BUGÜNLERDE gazetelerde Amerika’daki finans piyasaları hakkında olumsuz çok şey yazılıyor. Gelişmelerden Türkiye o denli etkilenmiyor. Ama, Amerika’da olan bitenler bir aşamada tüm dünyayı yakından ilgilendirecek gibi görünüyor.
Konut kredileri toptancısı devlet destekli iki kuruluşun teknik olarak batmış olması herkesi korkutuyor. Devletin bu konuda nasıl bir tavır alacağının henüz netleşmemiş olması piyasaları panikletiyor.
Amerika’da konut kredileri krizi çıktığından bu yana toptancı iki kuruluş’un (
Fannie ve Freddie F&F) hisse senetlerinin değeri yüzde 80 düştü.
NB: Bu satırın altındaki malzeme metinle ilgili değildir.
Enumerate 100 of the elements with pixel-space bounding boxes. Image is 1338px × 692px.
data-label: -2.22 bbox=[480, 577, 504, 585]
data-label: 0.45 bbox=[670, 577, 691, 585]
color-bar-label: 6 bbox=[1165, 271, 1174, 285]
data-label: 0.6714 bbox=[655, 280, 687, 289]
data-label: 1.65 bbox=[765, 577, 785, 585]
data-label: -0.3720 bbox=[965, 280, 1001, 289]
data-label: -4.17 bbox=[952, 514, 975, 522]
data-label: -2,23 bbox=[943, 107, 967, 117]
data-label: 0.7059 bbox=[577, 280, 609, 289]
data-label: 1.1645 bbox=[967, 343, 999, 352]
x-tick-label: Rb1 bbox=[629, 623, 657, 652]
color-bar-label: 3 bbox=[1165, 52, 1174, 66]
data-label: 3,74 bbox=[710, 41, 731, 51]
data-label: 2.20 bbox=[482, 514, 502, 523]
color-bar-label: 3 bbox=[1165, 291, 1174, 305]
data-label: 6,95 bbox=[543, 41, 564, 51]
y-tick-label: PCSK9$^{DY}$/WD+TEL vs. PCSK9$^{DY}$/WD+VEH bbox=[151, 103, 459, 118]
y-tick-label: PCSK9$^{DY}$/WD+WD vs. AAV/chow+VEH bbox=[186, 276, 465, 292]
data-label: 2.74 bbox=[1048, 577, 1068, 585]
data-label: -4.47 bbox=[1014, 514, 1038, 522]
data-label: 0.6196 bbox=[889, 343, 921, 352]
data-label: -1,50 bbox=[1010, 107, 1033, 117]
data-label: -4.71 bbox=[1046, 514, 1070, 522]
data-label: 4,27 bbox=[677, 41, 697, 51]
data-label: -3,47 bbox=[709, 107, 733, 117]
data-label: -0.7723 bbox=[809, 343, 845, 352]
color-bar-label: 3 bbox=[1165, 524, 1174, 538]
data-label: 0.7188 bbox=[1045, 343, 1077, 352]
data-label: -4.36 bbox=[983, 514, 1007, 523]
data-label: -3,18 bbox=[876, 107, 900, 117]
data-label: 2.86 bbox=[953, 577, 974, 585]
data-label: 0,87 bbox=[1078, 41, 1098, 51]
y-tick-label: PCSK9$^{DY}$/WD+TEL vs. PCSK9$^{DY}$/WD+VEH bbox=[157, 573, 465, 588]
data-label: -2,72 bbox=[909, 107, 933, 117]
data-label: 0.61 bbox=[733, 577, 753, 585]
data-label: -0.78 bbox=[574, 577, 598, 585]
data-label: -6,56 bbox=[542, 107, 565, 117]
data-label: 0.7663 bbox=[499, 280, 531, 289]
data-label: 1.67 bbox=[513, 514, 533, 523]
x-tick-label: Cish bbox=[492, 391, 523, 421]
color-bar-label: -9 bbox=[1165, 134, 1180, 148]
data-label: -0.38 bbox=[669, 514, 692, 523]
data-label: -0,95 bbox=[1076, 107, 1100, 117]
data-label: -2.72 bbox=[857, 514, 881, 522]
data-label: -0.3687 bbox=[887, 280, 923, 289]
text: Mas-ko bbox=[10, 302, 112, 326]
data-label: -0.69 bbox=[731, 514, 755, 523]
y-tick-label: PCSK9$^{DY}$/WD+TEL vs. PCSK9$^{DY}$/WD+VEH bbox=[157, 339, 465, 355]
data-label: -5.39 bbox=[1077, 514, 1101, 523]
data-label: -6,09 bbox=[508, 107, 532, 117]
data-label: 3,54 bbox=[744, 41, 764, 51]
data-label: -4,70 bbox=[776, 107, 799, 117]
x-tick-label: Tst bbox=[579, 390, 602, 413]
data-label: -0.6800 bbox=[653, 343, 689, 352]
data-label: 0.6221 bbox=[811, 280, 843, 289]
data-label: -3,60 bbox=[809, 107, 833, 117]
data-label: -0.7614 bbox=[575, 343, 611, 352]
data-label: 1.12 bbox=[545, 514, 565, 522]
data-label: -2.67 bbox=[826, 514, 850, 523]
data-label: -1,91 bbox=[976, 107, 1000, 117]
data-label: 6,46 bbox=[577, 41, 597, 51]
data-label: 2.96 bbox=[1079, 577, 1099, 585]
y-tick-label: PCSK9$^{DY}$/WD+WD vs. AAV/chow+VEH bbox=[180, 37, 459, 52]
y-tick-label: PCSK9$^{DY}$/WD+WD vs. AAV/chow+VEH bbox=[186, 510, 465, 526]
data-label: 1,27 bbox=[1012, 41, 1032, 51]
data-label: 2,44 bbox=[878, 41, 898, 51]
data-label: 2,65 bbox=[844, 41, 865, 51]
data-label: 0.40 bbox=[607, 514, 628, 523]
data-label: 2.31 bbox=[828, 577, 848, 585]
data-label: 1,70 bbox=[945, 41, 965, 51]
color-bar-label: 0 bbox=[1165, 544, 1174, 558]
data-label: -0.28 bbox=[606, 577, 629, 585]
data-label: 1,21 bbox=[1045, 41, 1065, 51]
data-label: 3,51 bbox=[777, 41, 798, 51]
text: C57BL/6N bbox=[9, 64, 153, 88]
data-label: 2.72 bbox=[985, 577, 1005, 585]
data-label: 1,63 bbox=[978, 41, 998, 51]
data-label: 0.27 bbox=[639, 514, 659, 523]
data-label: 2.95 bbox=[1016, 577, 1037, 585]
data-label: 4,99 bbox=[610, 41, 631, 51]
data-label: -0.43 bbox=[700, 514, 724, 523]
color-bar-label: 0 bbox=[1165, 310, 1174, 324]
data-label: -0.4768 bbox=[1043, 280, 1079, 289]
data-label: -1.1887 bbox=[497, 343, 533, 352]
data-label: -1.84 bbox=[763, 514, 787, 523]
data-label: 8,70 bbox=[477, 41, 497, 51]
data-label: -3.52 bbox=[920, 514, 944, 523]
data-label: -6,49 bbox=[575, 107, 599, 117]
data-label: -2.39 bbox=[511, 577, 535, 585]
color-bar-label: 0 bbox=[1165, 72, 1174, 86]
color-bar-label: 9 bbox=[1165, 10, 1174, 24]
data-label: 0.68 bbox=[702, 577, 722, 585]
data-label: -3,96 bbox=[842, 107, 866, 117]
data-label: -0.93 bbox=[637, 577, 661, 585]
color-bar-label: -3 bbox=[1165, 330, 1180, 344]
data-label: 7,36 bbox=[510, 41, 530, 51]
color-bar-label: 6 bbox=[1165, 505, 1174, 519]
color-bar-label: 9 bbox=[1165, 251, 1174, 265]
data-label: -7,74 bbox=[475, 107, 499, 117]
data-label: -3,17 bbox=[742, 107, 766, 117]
Yani,
iki yıl evvel bir dolar eden hisseler şimdi 20 cente geldi. Batıkları diz boyu.
Amerikan İdaresi bu kuruluşları açıkça devletleştirmekten şimdilik kaçınıyor. Ek sermaye koymanın soruna çözüm olamayacağını düşünüyor.
Geçenlerde Amerikan Hazinesi Bakanı F&F’i kurtarmak ve piyasalara güven verebilmek için Senato’ya bir plan sundu. Planın kısa vadeli en önemli parçası,
sahip olunmayan F&F hisselerinin satışının (kısa satış short selling)
kısıtlanması ve Hazine Bakanı’na önümüzdeki on sekiz ay içinde
sınırsız miktarda F&F hisselerini alma yetkisi verilmesiydi.
Plan F&F hisse değerlerinin daha da düşmesini önlemeye yönelik. Hazine Bakanı’nın amacı piyasalara güven vermek, devletin bu şirketlerin arkasında olduğunu göstermek, İdare’nin bu kurumları devletleştirmek istemediğini anlatmak, ama gerekirse bu kurumları devletleştirebileceği mesajı vermekti. Kendi açısından haklı. Ama, plan
şimdilik ne piyasaları tatmin etti ne de çoğu Senato üyelerini.
Siyasi otoritenin de elbette kaygıları var. F&F’in batması siyasi açıdan bir intihar olabilir. Bu kurumların kendilerinden beklenen işlevi göremeyecek hale gelmesi konut piyasasını daha da karıştırıp ekonomiyi alt-üst edebilir.
Amerikan Hazinesi’nin garantisi ile borçlandıkları halde bu kurumların kredi değerliliği düşebilir. O takdirde dünyada bir ödemeler krizi patlayabilir. Dolayısıyla,
bu kurumların bir şekilde, devletle ya da devletsiz, yeniden kendi ayakları üzerinde durmaları her açıdan çok önemli.
Diğer yandan, Hazine Bakanı’na F&F hisseleri alabilmek için sınırsız yetki verilmesi devlet harcamalarını sınırsızca artırılmasına yetki vermek oluyor. Kaldı ki, bu Hazine Bakanı bu yıl sonunda görevinden ayrılacak. Yenisinin kim olacağı belli değil.
Amerikalıların bakış açısıyla böyle bir yetki vergi verenlerin paralarının çar-çur edilmesi anlamına geliyor.
Kısacası, herkes sorunun çözülüp her şeyin eski hale gelmesini istiyor. Ama, siyasi otorite, ne azından şimdilik, sorunu çözmemenin maliyetine katlanmak istemiyor.
Şimdi ne olacak?
Hiç kimsenin dile getirmek istemediği sonuç bu kuruluşların eninde sonunda devletleştirilmesidir. Batmalarına kimse izin veremez. Kredi değerliliklerinin AAA’nın altına düşmesine göz yumulamaz.
Bu kuruluşların şimdiki misyonlarının bittiğine kolayca karar verilemez. En az maliyetle istene sonuca ulaşmaya çalışmak bu aşamada piyasaların sinirini daha çok bozuyor. Maliyetler artıyor.
İleriye dönük beklentiler giderek daha da kararıyor.
Çabuk hareket etmek gerektiği ortada. Aksi takdirde, önce küresel bir finansal çöküntü, ardından küresel bir ekonomik kriz uzak bir olasılık olmaktan çıkabilir. İnce bir ip üzerinde yürümeye çalışılıyor.